666psycho ha scritto:


> essendo senza contratto non può venire al di fuori del calciomercato??



Si, il mercato degli svincolati chiude più tardi.


----------



## Old.Memories.73 (17 Settembre 2016)

666psycho ha scritto:


> essendo senza contratto non può venire al di fuori del calciomercato??


Secondo me no perchè alla chiusura del mercato era vincolato con lo United...deve aspettare la riapertura per poter essere tesserato


----------



## FiglioDelDioOdino (17 Settembre 2016)

Uno stipendio simbolico e andiamo, se vuole soldi vada sulla Luna


----------



## Jino (17 Settembre 2016)

Old.Memories.73 ha scritto:


> Secondo me no perchè alla chiusura del mercato era vincolato con lo United...deve aspettare la riapertura per poter essere tesserato



No, da svincolato può firmare per chi vuole se il regolamento della nazione in questione lo consente.


----------



## Old.Memories.73 (17 Settembre 2016)

Jino ha scritto:


> No, da svincolato può firmare per chi vuole se il regolamento della nazione in questione lo consente.


Penso che nel nostro caso non può essere tesserato...il regolamento della FIGC recita questo...
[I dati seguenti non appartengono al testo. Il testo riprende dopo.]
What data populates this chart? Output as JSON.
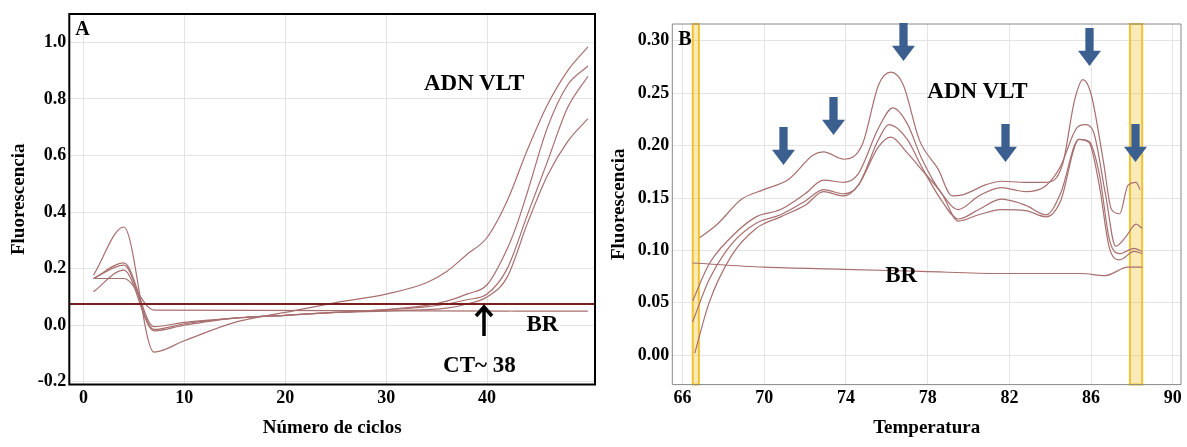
{
  "chart_data": [
    {
      "type": "line",
      "xlabel": "Número de ciclos",
      "ylabel": "Fluorescencia",
      "xlim": [
        -1.4,
        50.7
      ],
      "ylim": [
        -0.21,
        1.1
      ],
      "xticks": [
        0,
        10,
        20,
        30,
        40
      ],
      "yticks": [
        {
          "value": -0.2,
          "label": "-0.2"
        },
        {
          "value": 0,
          "label": "0.0"
        },
        {
          "value": 0.2,
          "label": "0.2"
        },
        {
          "value": 0.4,
          "label": "0.4"
        },
        {
          "value": 0.6,
          "label": "0.6"
        },
        {
          "value": 0.8,
          "label": "0.8"
        },
        {
          "value": 1,
          "label": "1.0"
        }
      ],
      "grid": true,
      "legend": false,
      "marker": "none",
      "line_style": "solid",
      "series": [
        {
          "color": "#a86f6f",
          "x": [
            1,
            4,
            7,
            10,
            15,
            20,
            25,
            30,
            34,
            36,
            38,
            40,
            42,
            44,
            46,
            48,
            50
          ],
          "values": [
            0.177,
            0.347,
            -0.095,
            -0.055,
            0.01,
            0.045,
            0.08,
            0.11,
            0.15,
            0.19,
            0.25,
            0.31,
            0.44,
            0.62,
            0.78,
            0.9,
            0.984
          ]
        },
        {
          "color": "#a86f6f",
          "x": [
            1,
            4,
            7,
            10,
            15,
            20,
            25,
            30,
            34,
            36,
            38,
            40,
            42,
            43,
            44,
            46,
            48,
            50
          ],
          "values": [
            0.165,
            0.22,
            -0.005,
            0.01,
            0.025,
            0.035,
            0.045,
            0.055,
            0.07,
            0.085,
            0.11,
            0.143,
            0.27,
            0.36,
            0.47,
            0.7,
            0.85,
            0.916
          ]
        },
        {
          "color": "#a86f6f",
          "x": [
            1,
            4,
            7,
            10,
            15,
            20,
            25,
            30,
            34,
            36,
            38,
            40,
            42,
            44,
            46,
            48,
            50
          ],
          "values": [
            0.165,
            0.212,
            -0.015,
            0.005,
            0.025,
            0.035,
            0.045,
            0.055,
            0.065,
            0.075,
            0.09,
            0.11,
            0.2,
            0.39,
            0.58,
            0.77,
            0.88
          ]
        },
        {
          "color": "#a86f6f",
          "x": [
            1,
            4,
            7,
            10,
            15,
            20,
            25,
            30,
            34,
            36,
            38,
            40,
            42,
            44,
            46,
            48,
            50
          ],
          "values": [
            0.118,
            0.195,
            -0.02,
            0,
            0.025,
            0.035,
            0.045,
            0.05,
            0.055,
            0.06,
            0.075,
            0.1,
            0.17,
            0.36,
            0.53,
            0.65,
            0.73
          ]
        },
        {
          "color": "#a86f6f",
          "x": [
            1,
            4,
            7,
            50
          ],
          "values": [
            0.165,
            0.165,
            0.053,
            0.05
          ]
        }
      ],
      "ref_lines": [
        {
          "axis": "y",
          "value": 0.075,
          "color": "#7b1e1e"
        }
      ],
      "annotations": [
        "A",
        "ADN VLT",
        "BR",
        "CT~ 38"
      ]
    },
    {
      "type": "line",
      "xlabel": "Temperatura",
      "ylabel": "Fluorescencia",
      "xlim": [
        65.5,
        90.4
      ],
      "ylim": [
        -0.028,
        0.316
      ],
      "xticks": [
        66,
        70,
        74,
        78,
        82,
        86,
        90
      ],
      "yticks": [
        {
          "value": 0,
          "label": "0.00"
        },
        {
          "value": 0.05,
          "label": "0.05"
        },
        {
          "value": 0.1,
          "label": "0.10"
        },
        {
          "value": 0.15,
          "label": "0.15"
        },
        {
          "value": 0.2,
          "label": "0.20"
        },
        {
          "value": 0.25,
          "label": "0.25"
        },
        {
          "value": 0.3,
          "label": "0.30"
        }
      ],
      "grid": true,
      "legend": false,
      "marker": "none",
      "line_style": "solid",
      "series": [
        {
          "color": "#a86f6f",
          "x": [
            66.84,
            67.7,
            68.9,
            69.97,
            71.2,
            72.4,
            72.9,
            73.9,
            74.8,
            75.6,
            76.2,
            76.8,
            77.6,
            78.5,
            79.2,
            79.7,
            80.9,
            81.6,
            82.7,
            83.8,
            84.6,
            85.2,
            85.6,
            86.0,
            86.6,
            87.0,
            87.4,
            87.8,
            88.2,
            88.4
          ],
          "values": [
            0.112,
            0.125,
            0.149,
            0.158,
            0.168,
            0.191,
            0.194,
            0.187,
            0.201,
            0.258,
            0.27,
            0.258,
            0.205,
            0.178,
            0.152,
            0.153,
            0.163,
            0.166,
            0.165,
            0.165,
            0.182,
            0.244,
            0.263,
            0.249,
            0.185,
            0.139,
            0.135,
            0.162,
            0.165,
            0.158
          ]
        },
        {
          "color": "#a86f6f",
          "x": [
            66.5,
            67.3,
            68.4,
            69.6,
            70.8,
            72.0,
            72.9,
            73.9,
            74.6,
            75.6,
            76.3,
            77.0,
            77.7,
            78.7,
            79.5,
            80.5,
            81.6,
            82.8,
            83.8,
            84.5,
            85.3,
            85.7,
            86.1,
            86.7,
            87.2,
            87.7,
            88.2,
            88.5
          ],
          "values": [
            0.052,
            0.087,
            0.113,
            0.132,
            0.139,
            0.154,
            0.167,
            0.165,
            0.173,
            0.217,
            0.236,
            0.221,
            0.188,
            0.154,
            0.139,
            0.152,
            0.16,
            0.156,
            0.162,
            0.18,
            0.217,
            0.22,
            0.214,
            0.154,
            0.104,
            0.113,
            0.125,
            0.121
          ]
        },
        {
          "color": "#a86f6f",
          "x": [
            66.5,
            67.3,
            68.4,
            69.6,
            70.8,
            72.0,
            72.9,
            73.9,
            74.6,
            75.6,
            76.1,
            77.0,
            77.7,
            78.7,
            79.5,
            80.5,
            81.6,
            82.8,
            83.8,
            84.5,
            85.4,
            85.9,
            86.4,
            86.9,
            87.4,
            88.1,
            88.5
          ],
          "values": [
            0.032,
            0.072,
            0.106,
            0.126,
            0.134,
            0.147,
            0.158,
            0.154,
            0.162,
            0.206,
            0.22,
            0.206,
            0.18,
            0.147,
            0.13,
            0.139,
            0.149,
            0.143,
            0.134,
            0.154,
            0.206,
            0.204,
            0.173,
            0.11,
            0.097,
            0.102,
            0.099
          ]
        },
        {
          "color": "#a86f6f",
          "x": [
            66.6,
            67.3,
            68.4,
            69.6,
            70.8,
            72.0,
            72.9,
            73.9,
            74.6,
            75.6,
            76.2,
            77.0,
            77.7,
            78.7,
            79.5,
            80.5,
            81.6,
            82.8,
            83.8,
            84.5,
            85.4,
            85.9,
            86.4,
            86.9,
            87.4,
            88.1,
            88.5
          ],
          "values": [
            0.002,
            0.05,
            0.095,
            0.121,
            0.132,
            0.143,
            0.156,
            0.152,
            0.162,
            0.199,
            0.208,
            0.193,
            0.177,
            0.154,
            0.128,
            0.134,
            0.139,
            0.138,
            0.132,
            0.147,
            0.206,
            0.203,
            0.162,
            0.102,
            0.091,
            0.099,
            0.097
          ]
        },
        {
          "color": "#a86f6f",
          "x": [
            66.5,
            70.0,
            73.9,
            77.7,
            81.6,
            85.5,
            86.7,
            87.8,
            88.5
          ],
          "values": [
            0.088,
            0.084,
            0.082,
            0.08,
            0.078,
            0.078,
            0.076,
            0.084,
            0.084
          ]
        }
      ],
      "bands": [
        {
          "axis": "x",
          "from": 66.5,
          "to": 66.8,
          "color": "#f2c230"
        },
        {
          "axis": "x",
          "from": 87.9,
          "to": 88.5,
          "color": "#f2c230"
        }
      ],
      "annotations": [
        "B",
        "ADN VLT",
        "BR"
      ]
    }
  ]
}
''I calciatori possono essere tesserati esclusivamente durante uno dei due periodi 
annuali di tesseramento stabiliti dalla Federazione nazionale. In deroga a tale 
principio, un professionista il cui contratto sia giunto a scadenza prima del 
termine del periodo di tesseramento può essere tesserato al di fuori di tale 
periodo.''

Schweinsteiger il 31 Agosto era ancora sotto contratto


----------



## pennyhill (17 Settembre 2016)

Ricordate il buon Kevin-Prince? Rescissione con lo Schalke a inizio dicembre, ma prima della riapertura del calciomercato non ha potuto firmare. 
Rescissione dei contratti dopo l’1 settembre o il 31 gennaio o 1-2 febbraio (quello che è  ), tendenzialmente si contano sulle dita di una mano.


----------